Mercredi 10 Jul 2013

Rythmes scolaires : l'essentiel du nouveau projet de décret sur les taux d'encadrement des activités périscolaires

"Un animateur pour 14 enfants (au lieu de 10) de moins de 6 ans, et un animateur pour 18 enfants (au lieu de 14) de plus de 6 ans : ces taux d'encadrement expérimentaux pour les activités périscolaires dans le cadre d'un projet éducatif de territoire (PEDT) sont bien maintenus par la dernière version du décret" sur les taux d'encadrement pour les activités générées par la réforme des rythmes scolaires, selon Localtis (Caisse des dépôts) qui s'est procuré le projet de décret à la suite de la publication d'un communiqué du SEP-UNSA.

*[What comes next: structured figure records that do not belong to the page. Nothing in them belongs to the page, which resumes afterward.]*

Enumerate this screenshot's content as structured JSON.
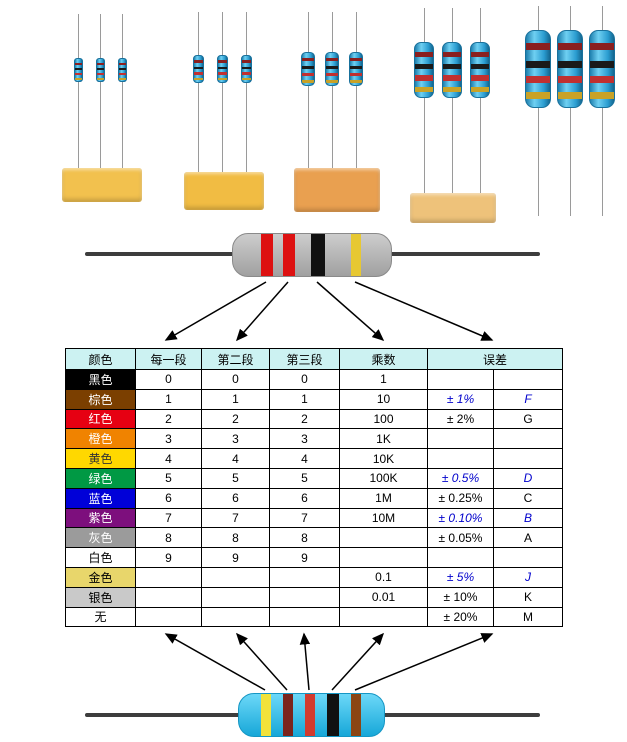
{
  "page": {
    "background": "#ffffff"
  },
  "photo": {
    "body_color": "#2d9fd6",
    "band_colors": [
      "#8a1f1f",
      "#1a1a1a",
      "#c03030",
      "#c9a227"
    ],
    "tape_colors": [
      "#f2c14e",
      "#f1bc43",
      "#e9a050",
      "#eec27a"
    ],
    "lead_color": "#9a9a9a",
    "group_count": 5,
    "resistors_per_group": 3
  },
  "top_resistor": {
    "body_color": "#b5b5b5",
    "bands": [
      {
        "name": "red",
        "color": "#dd1111"
      },
      {
        "name": "red",
        "color": "#dd1111"
      },
      {
        "name": "black",
        "color": "#111111"
      },
      {
        "name": "gold",
        "color": "#e7c832"
      }
    ]
  },
  "bottom_resistor": {
    "body_color": "#2ec1f0",
    "bands": [
      {
        "name": "yellow",
        "color": "#f2e23a"
      },
      {
        "name": "maroon",
        "color": "#7b241c"
      },
      {
        "name": "red",
        "color": "#d23a2e"
      },
      {
        "name": "black",
        "color": "#111111"
      },
      {
        "name": "brown",
        "color": "#8b4513"
      }
    ]
  },
  "table": {
    "header_bg": "#ccf2f2",
    "accent_blue": "#0000cc",
    "header": {
      "color": "颜色",
      "band1": "每一段",
      "band2": "第二段",
      "band3": "第三段",
      "multiplier": "乘数",
      "tolerance": "误差"
    },
    "rows": [
      {
        "key": "black",
        "name": "黑色",
        "bg": "#000000",
        "fg": "#ffffff",
        "d1": "0",
        "d2": "0",
        "d3": "0",
        "mult": "1",
        "tol": "",
        "code": "",
        "blue": false
      },
      {
        "key": "brown",
        "name": "棕色",
        "bg": "#7b3f00",
        "fg": "#ffffff",
        "d1": "1",
        "d2": "1",
        "d3": "1",
        "mult": "10",
        "tol": "± 1%",
        "code": "F",
        "blue": true
      },
      {
        "key": "red",
        "name": "红色",
        "bg": "#e60012",
        "fg": "#ffffff",
        "d1": "2",
        "d2": "2",
        "d3": "2",
        "mult": "100",
        "tol": "± 2%",
        "code": "G",
        "blue": false
      },
      {
        "key": "orange",
        "name": "橙色",
        "bg": "#f08300",
        "fg": "#ffffff",
        "d1": "3",
        "d2": "3",
        "d3": "3",
        "mult": "1K",
        "tol": "",
        "code": "",
        "blue": false
      },
      {
        "key": "yellow",
        "name": "黄色",
        "bg": "#ffd800",
        "fg": "#333333",
        "d1": "4",
        "d2": "4",
        "d3": "4",
        "mult": "10K",
        "tol": "",
        "code": "",
        "blue": false
      },
      {
        "key": "green",
        "name": "绿色",
        "bg": "#009944",
        "fg": "#ffffff",
        "d1": "5",
        "d2": "5",
        "d3": "5",
        "mult": "100K",
        "tol": "± 0.5%",
        "code": "D",
        "blue": true
      },
      {
        "key": "blue",
        "name": "蓝色",
        "bg": "#0000d8",
        "fg": "#ffffff",
        "d1": "6",
        "d2": "6",
        "d3": "6",
        "mult": "1M",
        "tol": "± 0.25%",
        "code": "C",
        "blue": false
      },
      {
        "key": "purple",
        "name": "紫色",
        "bg": "#7d0f7d",
        "fg": "#ffffff",
        "d1": "7",
        "d2": "7",
        "d3": "7",
        "mult": "10M",
        "tol": "± 0.10%",
        "code": "B",
        "blue": true
      },
      {
        "key": "gray",
        "name": "灰色",
        "bg": "#9b9b9b",
        "fg": "#ffffff",
        "d1": "8",
        "d2": "8",
        "d3": "8",
        "mult": "",
        "tol": "± 0.05%",
        "code": "A",
        "blue": false
      },
      {
        "key": "white",
        "name": "白色",
        "bg": "#ffffff",
        "fg": "#000000",
        "d1": "9",
        "d2": "9",
        "d3": "9",
        "mult": "",
        "tol": "",
        "code": "",
        "blue": false
      },
      {
        "key": "gold",
        "name": "金色",
        "bg": "#e8d66b",
        "fg": "#000000",
        "d1": "",
        "d2": "",
        "d3": "",
        "mult": "0.1",
        "tol": "± 5%",
        "code": "J",
        "blue": true
      },
      {
        "key": "silver",
        "name": "银色",
        "bg": "#c9c9c9",
        "fg": "#000000",
        "d1": "",
        "d2": "",
        "d3": "",
        "mult": "0.01",
        "tol": "± 10%",
        "code": "K",
        "blue": false
      },
      {
        "key": "none",
        "name": "无",
        "bg": "#ffffff",
        "fg": "#000000",
        "d1": "",
        "d2": "",
        "d3": "",
        "mult": "",
        "tol": "± 20%",
        "code": "M",
        "blue": false
      }
    ]
  }
}
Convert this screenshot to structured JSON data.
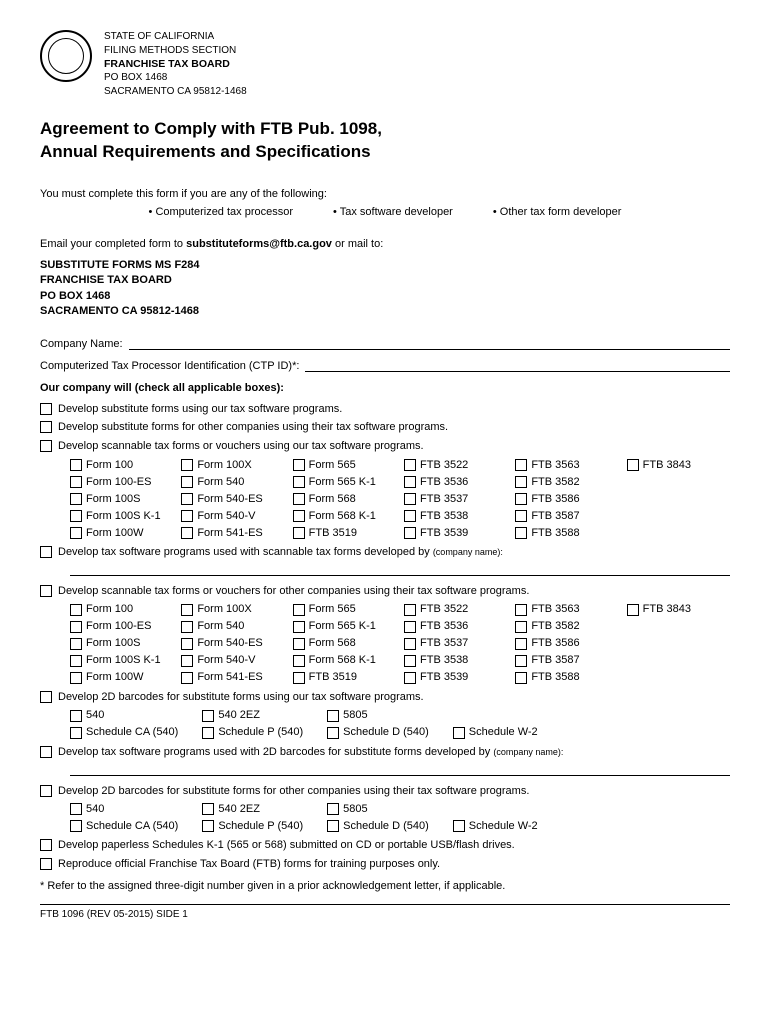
{
  "header": {
    "state": "STATE OF CALIFORNIA",
    "section": "FILING METHODS SECTION",
    "board": "FRANCHISE TAX BOARD",
    "pobox": "PO BOX 1468",
    "city": "SACRAMENTO  CA  95812-1468"
  },
  "title_l1": "Agreement to Comply with FTB Pub. 1098,",
  "title_l2": "Annual Requirements and Specifications",
  "intro": "You must complete this form if you are any of the following:",
  "bullet1": "Computerized tax processor",
  "bullet2": "Tax software developer",
  "bullet3": "Other tax form developer",
  "email_prefix": "Email your completed form to ",
  "email_addr": "substituteforms@ftb.ca.gov",
  "email_suffix": " or mail to:",
  "mailto": {
    "l1": "SUBSTITUTE FORMS  MS F284",
    "l2": "FRANCHISE TAX BOARD",
    "l3": "PO BOX 1468",
    "l4": "SACRAMENTO CA 95812-1468"
  },
  "field_company": "Company Name:",
  "field_ctp": "Computerized Tax Processor Identification (CTP ID)*:",
  "section_head": "Our company will (check all applicable boxes)",
  "colon": ":",
  "cb": {
    "c1": "Develop substitute forms using our tax software programs.",
    "c2": "Develop substitute forms for other companies using their tax software programs.",
    "c3": "Develop scannable tax forms or vouchers using our tax software programs.",
    "c4a": "Develop tax software programs used with scannable tax forms developed by ",
    "c4b": "(company name):",
    "c5": "Develop scannable tax forms or vouchers for other companies using their tax software programs.",
    "c6": "Develop 2D barcodes for substitute forms using our tax software programs.",
    "c7a": "Develop tax software programs used with 2D barcodes for substitute forms developed by ",
    "c7b": "(company name):",
    "c8": "Develop 2D barcodes for substitute forms for other companies using their tax software programs.",
    "c9": "Develop paperless Schedules K-1 (565 or 568) submitted on CD or portable USB/flash drives.",
    "c10": "Reproduce official Franchise Tax Board (FTB) forms for training purposes only."
  },
  "forms": {
    "r0": [
      "Form 100",
      "Form 100X",
      "Form 565",
      "FTB 3522",
      "FTB 3563",
      "FTB 3843"
    ],
    "r1": [
      "Form 100-ES",
      "Form 540",
      "Form 565 K-1",
      "FTB 3536",
      "FTB 3582",
      ""
    ],
    "r2": [
      "Form 100S",
      "Form 540-ES",
      "Form 568",
      "FTB 3537",
      "FTB 3586",
      ""
    ],
    "r3": [
      "Form 100S K-1",
      "Form 540-V",
      "Form 568 K-1",
      "FTB 3538",
      "FTB 3587",
      ""
    ],
    "r4": [
      "Form 100W",
      "Form 541-ES",
      "FTB 3519",
      "FTB 3539",
      "FTB 3588",
      ""
    ]
  },
  "barcodes": {
    "r0": [
      "540",
      "540 2EZ",
      "5805",
      "",
      ""
    ],
    "r1": [
      "Schedule CA (540)",
      "Schedule P (540)",
      "Schedule D (540)",
      "Schedule W-2",
      ""
    ]
  },
  "footnote": "* Refer to the assigned three-digit number given in a prior acknowledgement letter, if applicable.",
  "footer": "FTB 1096 (REV 05-2015) SIDE 1"
}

Pour le ministère des Sports, de la Jeunesse, de l'Éducation populaire et de la Vie associative, il s'agissait d'"assouplir, sous certaines conditions, les taux d'encadrement réglementaires de façon à encourager les collectivités locales à élaborer un PEDT et, incidemment, à déclarer tous leurs encadrants." Le Conseil d'État avait rejeté début juin un premier projet de décret. Le second lui sera soumis le 23 juillet pour application dès la rentrée 2013."

Expérimentation

Désormais, le décret ne parle plus de "dérogation" mais d' "expérimentation", et la durée de l'expérimentation est réduite de cinq à trois ans. Dans son communiqué, le SEP-UNSA regrette l'absence de concertation sur cette nouvelle mouture. "Nous avions signé un protocole de discussions au mois de mars, suivi de deux réunions sur la réforme des rythmes scolaires. Quand le texte du décret n'est pas passé au Conseil d'Etat, nous avons demandé à retravailler dessus pour l'enrichir des débats au sein du comité interministériel. Le ministère nous avait donné son accord mais finalement n'a pas organisé la réunion prévue et nous découvrons maintenant ce projet de décret. Je pense qu'ils ont voulu aller vite pour que les taux d'encadrement soient fixés avant la rentrée 2013", confie à ToutEduc Patrice Weisheimer, secrétaire général du syndicat.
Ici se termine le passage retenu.